Microphone placement is paramount for good sound quality in a variety of applications. Whether the subject is singing, hosting an event or speaking in front of a television camera, the placement of the microphone will determine whether audiences cringe every time he speaks because of bad feedback or listen attentively to the crystal clear sound of his voice. Thankfully placing a lapel, or lavaliere, microphone is not that difficult---just allow plenty of time to adjust the sound and placement before the event starts.
Press the clips on the end of the microphone to open the attaching mechanism and slide the microphone onto the lapel at the mid-breastbone point on the microphone wearer; this is about the height of a normal chest pocket on a suit jacket. Alternatively, slide it onto the neck of the shirt or blouse if there is no lapel; the head of the microphone should be facing the direction of the speaker's mouth.
Run the microphone cord on the inside of the jacket, shirt or blouse and attach the battery pack to the back of the trousers or skirt.
Turn the sound on to test the microphone. Ask the wearer to breathe in and out normally. If you can hear the breathing, move the microphone down a little until the breathing noise disappears.
Ask the wearer to move his arms up and down a little and twist his torso.
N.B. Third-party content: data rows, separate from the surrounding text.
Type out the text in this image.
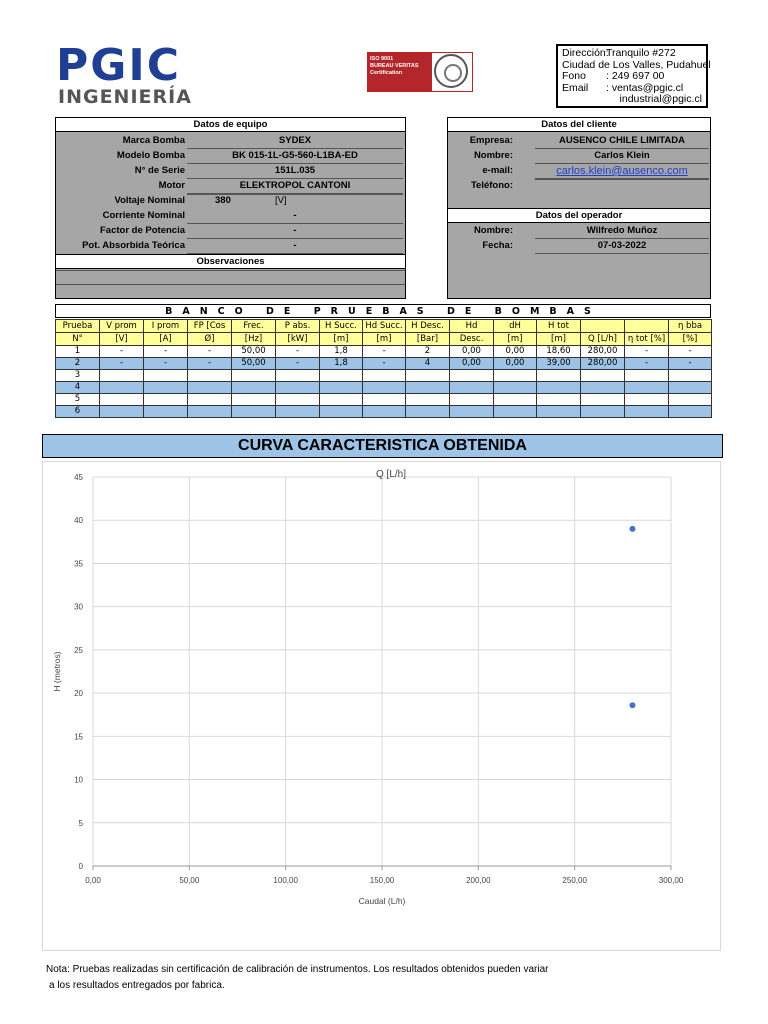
PGIC
INGENIERÍA
ISO 9001
BUREAU VERITAS
Certification
Dirección:
Tranquilo #272
Ciudad de Los Valles, Pudahuel
Fono	: 249 697 00
Email	: ventas@pgic.cl
industrial@pgic.cl
Datos de equipo
Marca Bomba	SYDEX
Modelo Bomba	BK 015-1L-G5-560-L1BA-ED
N° de Serie	151L.035
Motor	ELEKTROPOL CANTONI
Voltaje Nominal	380	[V]
Corriente Nominal	-
Factor de Potencia	-
Pot. Absorbida Teórica	-
Observaciones
Datos del cliente
Empresa:	AUSENCO CHILE LIMITADA
Nombre:	Carlos Klein
e-mail:	carlos.klein@ausenco.com
Teléfono:
Datos del operador
Nombre:	Wilfredo Muñoz
Fecha:	07-03-2022
BANCO DE PRUEBAS DE BOMBAS
Prueba	V prom	I prom	FP [Cos	Frec.	P abs.	H Succ.	Hd Succ.	H Desc.	Hd	dH	H tot			η bba
N°	[V]	[A]	Ø]	[Hz]	[kW]	[m]	[m]	[Bar]	Desc.	[m]	[m]	Q [L/h]	η tot [%]	[%]
1	-	-	-	50,00	-	1,8	-	2	0,00	0,00	18,60	280,00	-	-
2	-	-	-	50,00	-	1,8	-	4	0,00	0,00	39,00	280,00	-	-
3														
4														
5														
6														
CURVA CARACTERISTICA OBTENIDA
0
5
10
15
20
25
30
35
40
45
0,00	50,00	100,00	150,00	200,00	250,00	300,00
Caudal (L/h)
H (metros)
Q [L/h]
Nota: Pruebas realizadas sin certificación de calibración de instrumentos. Los resultados obtenidos pueden variar
a los resultados entregados por fabrica.
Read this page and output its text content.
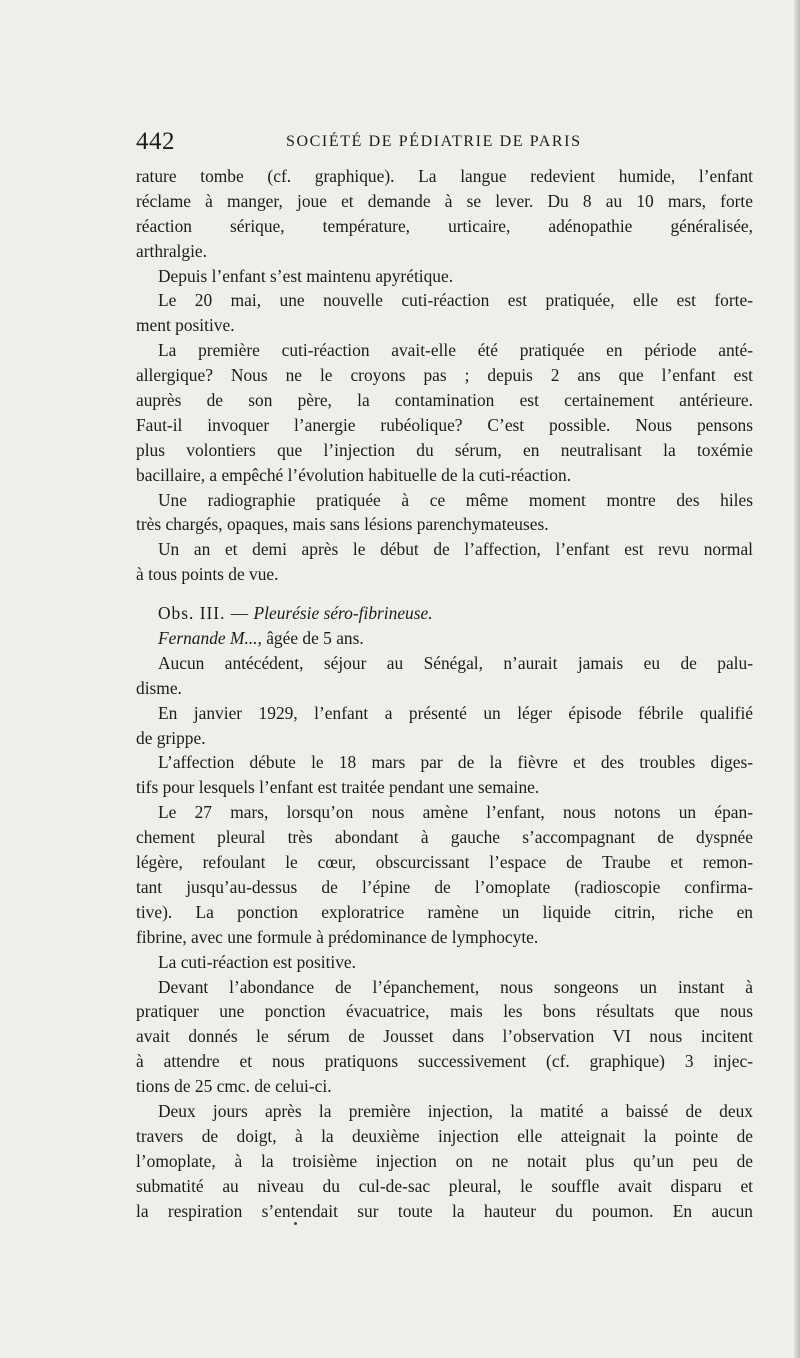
442	SOCIÉTÉ DE PÉDIATRIE DE PARIS
rature tombe (cf. graphique). La langue redevient humide, l’enfant
réclame à manger, joue et demande à se lever. Du 8 au 10 mars, forte
réaction sérique, température, urticaire, adénopathie généralisée,
arthralgie.
Depuis l’enfant s’est maintenu apyrétique.
Le 20 mai, une nouvelle cuti-réaction est pratiquée, elle est forte-
ment positive.
La première cuti-réaction avait-elle été pratiquée en période anté-
allergique? Nous ne le croyons pas ; depuis 2 ans que l’enfant est
auprès de son père, la contamination est certainement antérieure.
Faut-il invoquer l’anergie rubéolique? C’est possible. Nous pensons
plus volontiers que l’injection du sérum, en neutralisant la toxémie
bacillaire, a empêché l’évolution habituelle de la cuti-réaction.
Une radiographie pratiquée à ce même moment montre des hiles
très chargés, opaques, mais sans lésions parenchymateuses.
Un an et demi après le début de l’affection, l’enfant est revu normal
à tous points de vue.
Obs. III. — Pleurésie séro-fibrineuse.
Fernande M..., âgée de 5 ans.
Aucun antécédent, séjour au Sénégal, n’aurait jamais eu de palu-
disme.
En janvier 1929, l’enfant a présenté un léger épisode fébrile qualifié
de grippe.
L’affection débute le 18 mars par de la fièvre et des troubles diges-
tifs pour lesquels l’enfant est traitée pendant une semaine.
Le 27 mars, lorsqu’on nous amène l’enfant, nous notons un épan-
chement pleural très abondant à gauche s’accompagnant de dyspnée
légère, refoulant le cœur, obscurcissant l’espace de Traube et remon-
tant jusqu’au-dessus de l’épine de l’omoplate (radioscopie confirma-
tive). La ponction exploratrice ramène un liquide citrin, riche en
fibrine, avec une formule à prédominance de lymphocyte.
La cuti-réaction est positive.
Devant l’abondance de l’épanchement, nous songeons un instant à
pratiquer une ponction évacuatrice, mais les bons résultats que nous
avait donnés le sérum de Jousset dans l’observation VI nous incitent
à attendre et nous pratiquons successivement (cf. graphique) 3 injec-
tions de 25 cmc. de celui-ci.
Deux jours après la première injection, la matité a baissé de deux
travers de doigt, à la deuxième injection elle atteignait la pointe de
l’omoplate, à la troisième injection on ne notait plus qu’un peu de
submatité au niveau du cul-de-sac pleural, le souffle avait disparu et
la respiration s’entendait sur toute la hauteur du poumon. En aucun
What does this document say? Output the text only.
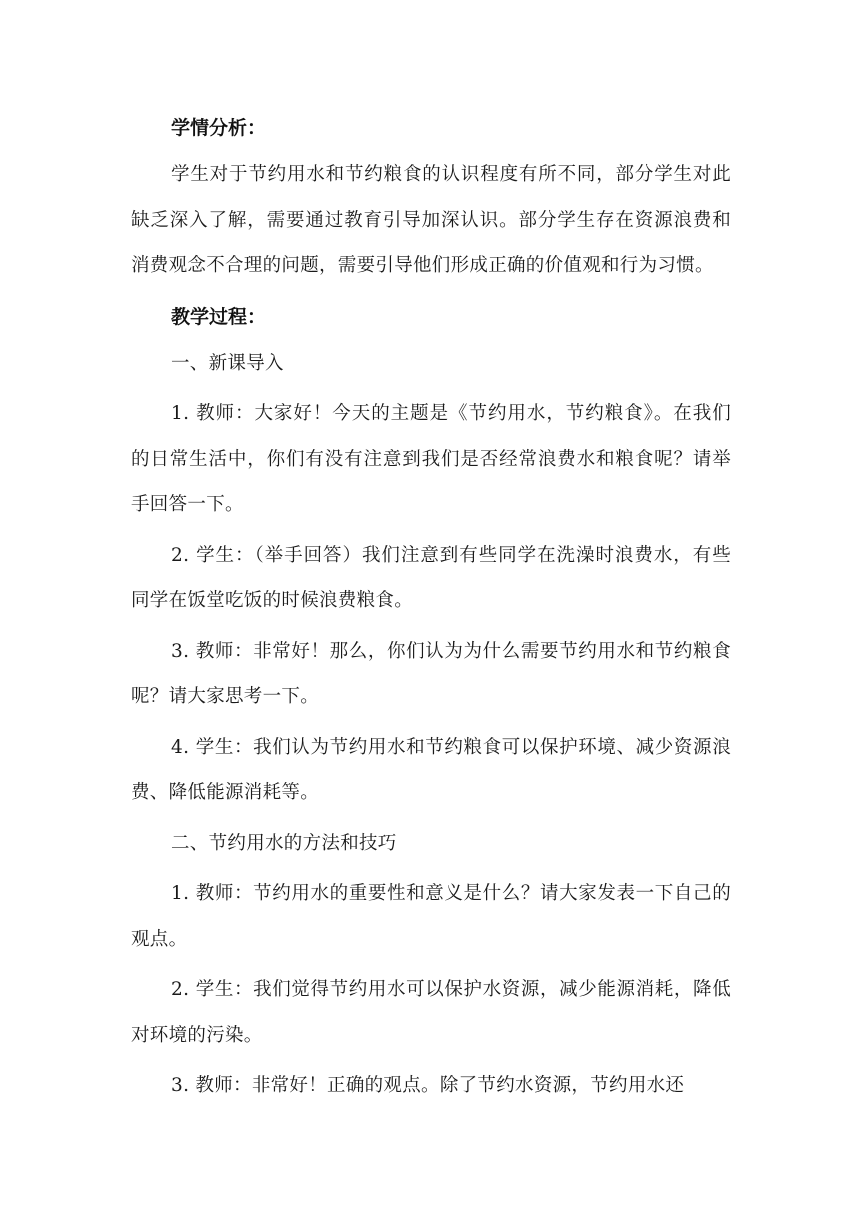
学情分析：

学生对于节约用水和节约粮食的认识程度有所不同，部分学生对此缺乏深入了解，需要通过教育引导加深认识。部分学生存在资源浪费和消费观念不合理的问题，需要引导他们形成正确的价值观和行为习惯。

教学过程：

一、新课导入

1. 教师：大家好！今天的主题是《节约用水，节约粮食》。在我们的日常生活中，你们有没有注意到我们是否经常浪费水和粮食呢？请举手回答一下。

2. 学生：（举手回答）我们注意到有些同学在洗澡时浪费水，有些同学在饭堂吃饭的时候浪费粮食。

3. 教师：非常好！那么，你们认为为什么需要节约用水和节约粮食呢？请大家思考一下。

4. 学生：我们认为节约用水和节约粮食可以保护环境、减少资源浪费、降低能源消耗等。

二、节约用水的方法和技巧

1. 教师：节约用水的重要性和意义是什么？请大家发表一下自己的观点。

2. 学生：我们觉得节约用水可以保护水资源，减少能源消耗，降低对环境的污染。

3. 教师：非常好！正确的观点。除了节约水资源，节约用水还
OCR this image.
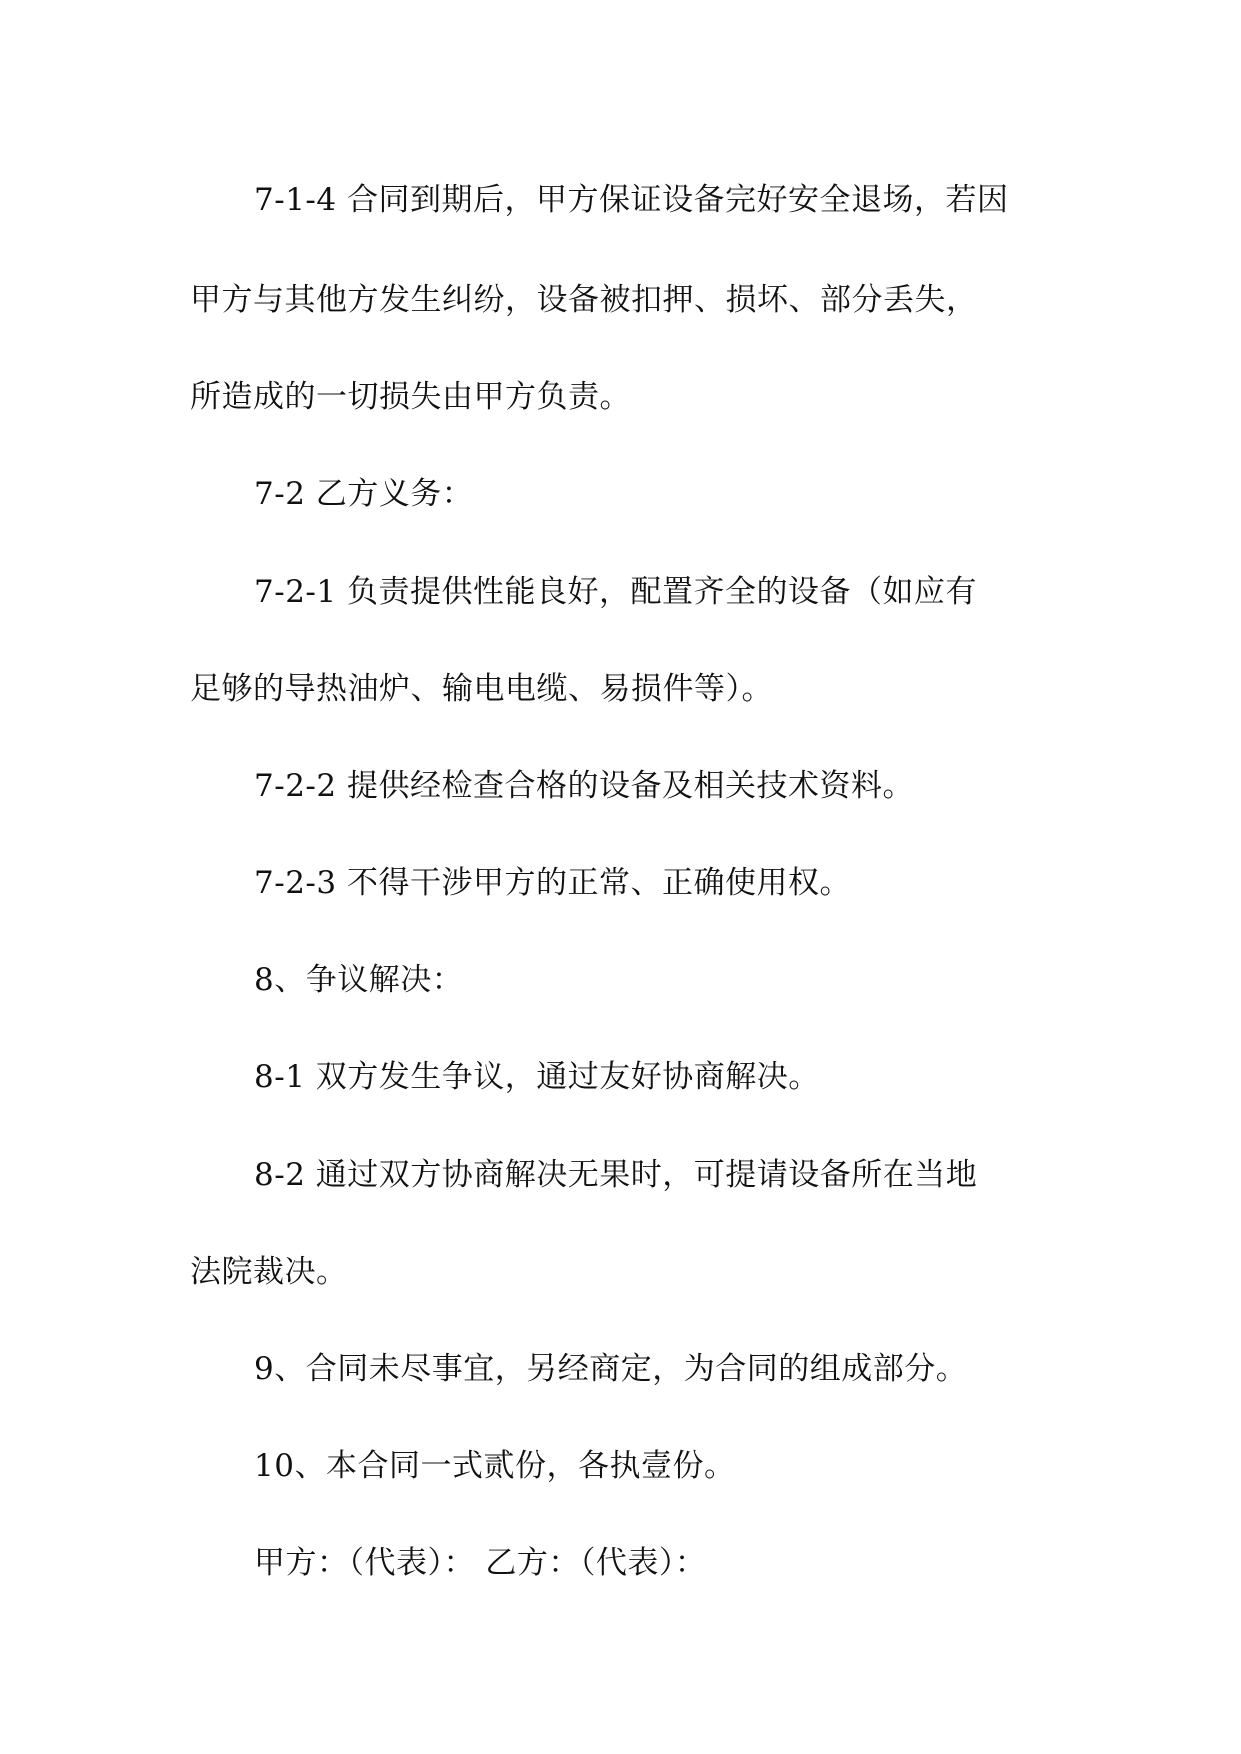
7-1-4 合同到期后，甲方保证设备完好安全退场，若因
甲方与其他方发生纠纷，设备被扣押、损坏、部分丢失，
所造成的一切损失由甲方负责。
7-2 乙方义务：
7-2-1 负责提供性能良好，配置齐全的设备（如应有
足够的导热油炉、输电电缆、易损件等）。
7-2-2 提供经检查合格的设备及相关技术资料。
7-2-3 不得干涉甲方的正常、正确使用权。
8、争议解决：
8-1 双方发生争议，通过友好协商解决。
8-2 通过双方协商解决无果时，可提请设备所在当地
法院裁决。
9、合同未尽事宜，另经商定，为合同的组成部分。
10、本合同一式贰份，各执壹份。
甲方：（代表）： 乙方：（代表）：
Make sure jewellery, neckties or other clothing items do not bang into the microphone as these common movements are performed.
Ask the wearer to speak. The typical "One, two; one, two; testing" is fine. If the sound comes out clear and strong, then your microphone is in place. If it is too faint, move it up slightly; find the balance between good feedback on the microphone and avoiding the sounds of breathing.
Determine which side the speaker will be facing most. If it is a sit-down interview, for example, the microphone should be on the lapel closest to the subject/interviewer. Roaming wearers (event hosts or performers, for example) should have the microphone centred as much as possible. Often placing a microphone on a woman is more difficult because there is a vast variety of clothing types, very few of them involving a lapel or necktie. Slide the lapel microphone onto the neck of turtle neck shirts, attach it to the straps of singlets or even to the very edge of the bra cup or on bra straps.
If a microphone needs to be attached to a bra, ask the wearer to clip it on herself, then direct her to adjust its placement as necessary.